Erstaunlich ist der hohe Anteil an Handarbeit in der Leipziger Druckerei. So werden Buchblöcke noch per Hand in die Schneidemaschine eingelegt, das Zusammentragen von Innenteil und Cover erfolgt ebenso wie das Veredeln händisch. Hier gibt es bereits Fertigungsstraßen, die dies vollautomatisch erledigen und so ist es nur eine Frage der Zeit, bis sich Amazon zu einer entsprechenden Automatisierung entschließt.
Im Hintergrund wird jedenfalls viel überlegt und getestet. Dazu gehört der für Self-Publisher wichtige Punkt des Bezugs von Belegstücken zum eigenen Bedarf. Erfolgten bis dato Bestellung und Auftragserfüllung noch über Charleston in den USA mit entsprechende hohen Frachtraten, langen Lieferzeiten und Zollformalitäten, wird der Bedarf inzwischen direkt aus Europa gedeckt.

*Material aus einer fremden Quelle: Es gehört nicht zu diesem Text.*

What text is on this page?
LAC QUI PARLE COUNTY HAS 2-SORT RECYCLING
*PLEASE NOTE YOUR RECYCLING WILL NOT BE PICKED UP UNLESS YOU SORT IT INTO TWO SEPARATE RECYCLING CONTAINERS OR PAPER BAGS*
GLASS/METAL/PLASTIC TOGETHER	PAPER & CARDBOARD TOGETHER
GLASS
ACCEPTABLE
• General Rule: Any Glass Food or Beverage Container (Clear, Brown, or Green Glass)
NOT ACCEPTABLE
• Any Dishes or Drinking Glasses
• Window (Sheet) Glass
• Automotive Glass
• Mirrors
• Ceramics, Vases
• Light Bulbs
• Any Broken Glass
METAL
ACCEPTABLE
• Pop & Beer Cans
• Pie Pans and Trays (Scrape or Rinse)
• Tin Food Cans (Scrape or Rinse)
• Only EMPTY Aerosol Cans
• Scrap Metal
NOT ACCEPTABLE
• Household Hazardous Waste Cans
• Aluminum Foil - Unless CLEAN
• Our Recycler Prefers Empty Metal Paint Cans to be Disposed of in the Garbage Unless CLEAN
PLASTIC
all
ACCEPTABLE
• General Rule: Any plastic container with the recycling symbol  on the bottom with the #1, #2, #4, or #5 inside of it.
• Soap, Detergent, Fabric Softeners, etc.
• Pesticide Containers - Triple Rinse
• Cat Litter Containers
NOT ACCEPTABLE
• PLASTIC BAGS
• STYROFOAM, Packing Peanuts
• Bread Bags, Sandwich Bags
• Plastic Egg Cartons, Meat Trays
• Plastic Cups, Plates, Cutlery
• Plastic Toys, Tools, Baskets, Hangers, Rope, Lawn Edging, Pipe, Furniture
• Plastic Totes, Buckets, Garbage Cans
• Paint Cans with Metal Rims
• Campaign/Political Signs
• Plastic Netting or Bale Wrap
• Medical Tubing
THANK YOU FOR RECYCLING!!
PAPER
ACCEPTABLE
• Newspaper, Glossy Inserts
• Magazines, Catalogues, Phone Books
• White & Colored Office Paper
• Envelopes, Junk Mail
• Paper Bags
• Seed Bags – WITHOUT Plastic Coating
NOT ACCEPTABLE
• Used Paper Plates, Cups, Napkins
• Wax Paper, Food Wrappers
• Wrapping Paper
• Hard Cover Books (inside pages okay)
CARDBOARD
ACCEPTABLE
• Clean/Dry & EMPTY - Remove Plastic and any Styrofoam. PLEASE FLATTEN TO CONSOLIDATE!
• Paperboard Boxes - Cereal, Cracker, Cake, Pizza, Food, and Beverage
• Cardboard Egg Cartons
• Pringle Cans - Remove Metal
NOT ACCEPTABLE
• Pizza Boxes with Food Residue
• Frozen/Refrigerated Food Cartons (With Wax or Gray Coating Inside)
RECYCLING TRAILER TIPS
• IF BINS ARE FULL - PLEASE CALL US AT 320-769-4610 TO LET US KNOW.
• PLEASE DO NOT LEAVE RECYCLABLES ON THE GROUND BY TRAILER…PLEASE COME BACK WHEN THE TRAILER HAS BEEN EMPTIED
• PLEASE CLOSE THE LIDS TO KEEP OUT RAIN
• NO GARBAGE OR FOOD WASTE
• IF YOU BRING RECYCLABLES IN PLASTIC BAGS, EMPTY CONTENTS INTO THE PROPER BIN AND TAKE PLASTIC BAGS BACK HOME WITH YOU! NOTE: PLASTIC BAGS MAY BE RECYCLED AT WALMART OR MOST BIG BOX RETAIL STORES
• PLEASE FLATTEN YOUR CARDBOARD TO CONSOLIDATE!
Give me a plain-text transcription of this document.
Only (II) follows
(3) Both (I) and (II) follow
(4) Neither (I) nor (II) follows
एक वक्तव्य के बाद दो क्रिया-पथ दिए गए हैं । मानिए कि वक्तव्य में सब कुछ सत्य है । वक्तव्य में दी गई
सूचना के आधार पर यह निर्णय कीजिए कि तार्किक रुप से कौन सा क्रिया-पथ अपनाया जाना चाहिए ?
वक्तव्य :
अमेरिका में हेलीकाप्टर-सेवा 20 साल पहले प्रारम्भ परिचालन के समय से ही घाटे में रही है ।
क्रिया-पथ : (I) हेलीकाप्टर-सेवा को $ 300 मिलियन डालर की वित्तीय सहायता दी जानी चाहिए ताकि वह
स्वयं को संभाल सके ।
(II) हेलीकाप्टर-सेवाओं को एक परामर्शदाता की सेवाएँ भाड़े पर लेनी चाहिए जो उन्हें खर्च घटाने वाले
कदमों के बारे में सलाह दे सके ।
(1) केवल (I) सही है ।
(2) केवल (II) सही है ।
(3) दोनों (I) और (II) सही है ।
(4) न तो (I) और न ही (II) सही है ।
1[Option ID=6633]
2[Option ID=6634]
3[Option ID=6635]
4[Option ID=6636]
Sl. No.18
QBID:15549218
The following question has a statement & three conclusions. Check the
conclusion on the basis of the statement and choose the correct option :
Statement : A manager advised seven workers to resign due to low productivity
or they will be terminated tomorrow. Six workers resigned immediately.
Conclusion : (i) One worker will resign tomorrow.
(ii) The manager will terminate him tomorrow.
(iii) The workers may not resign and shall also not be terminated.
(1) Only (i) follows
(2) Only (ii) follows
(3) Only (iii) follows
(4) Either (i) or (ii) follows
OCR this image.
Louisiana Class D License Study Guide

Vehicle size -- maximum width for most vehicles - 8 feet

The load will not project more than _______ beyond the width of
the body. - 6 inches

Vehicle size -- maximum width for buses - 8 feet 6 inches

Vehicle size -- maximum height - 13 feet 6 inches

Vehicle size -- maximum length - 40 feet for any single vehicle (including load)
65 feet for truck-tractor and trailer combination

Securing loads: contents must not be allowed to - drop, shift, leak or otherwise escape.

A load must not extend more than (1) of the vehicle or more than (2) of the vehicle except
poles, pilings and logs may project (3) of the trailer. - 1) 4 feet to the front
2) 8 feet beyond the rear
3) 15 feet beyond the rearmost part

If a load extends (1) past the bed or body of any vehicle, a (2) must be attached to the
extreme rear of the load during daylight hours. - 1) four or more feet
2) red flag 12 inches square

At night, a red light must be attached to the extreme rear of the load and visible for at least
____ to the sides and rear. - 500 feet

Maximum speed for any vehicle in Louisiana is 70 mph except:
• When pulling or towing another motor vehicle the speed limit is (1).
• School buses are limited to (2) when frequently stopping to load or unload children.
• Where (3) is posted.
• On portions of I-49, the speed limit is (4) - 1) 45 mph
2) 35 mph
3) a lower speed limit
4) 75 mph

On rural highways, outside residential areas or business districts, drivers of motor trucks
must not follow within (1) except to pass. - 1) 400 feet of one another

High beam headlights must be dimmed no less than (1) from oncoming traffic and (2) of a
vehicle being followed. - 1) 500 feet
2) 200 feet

Ein weiteres Feld ist die Belieferung des deutschen Buchhandels mit Print-on-Demand-Titeln. Auch hier wird hinter verschlossenen Türen eifrig nachgedacht und gebastelt. Sobald Amazon es schafft, den Handel mit entsprechenden buchhändlerischen Rabatten zu beliefern, dürften im Leipziger Druckzentrum die Maschinen nicht mehr stillstehen. Kapazitäten sind vorhanden, derzeit wird in zwei Schichten gearbeitet, lediglich in der Vorweihnachtszeit stehen die Mitarbeiter in drei Schichten an den Druckern.
Druckerei-Manager Andreas Friedrich: »Bald aktualisieren wir das Banner über unserem Eingang«. Welche Zahl statt der jetzt genannten zwei Millionen gedruckter Exemplare dort stehen wird, will er indes noch nicht verraten.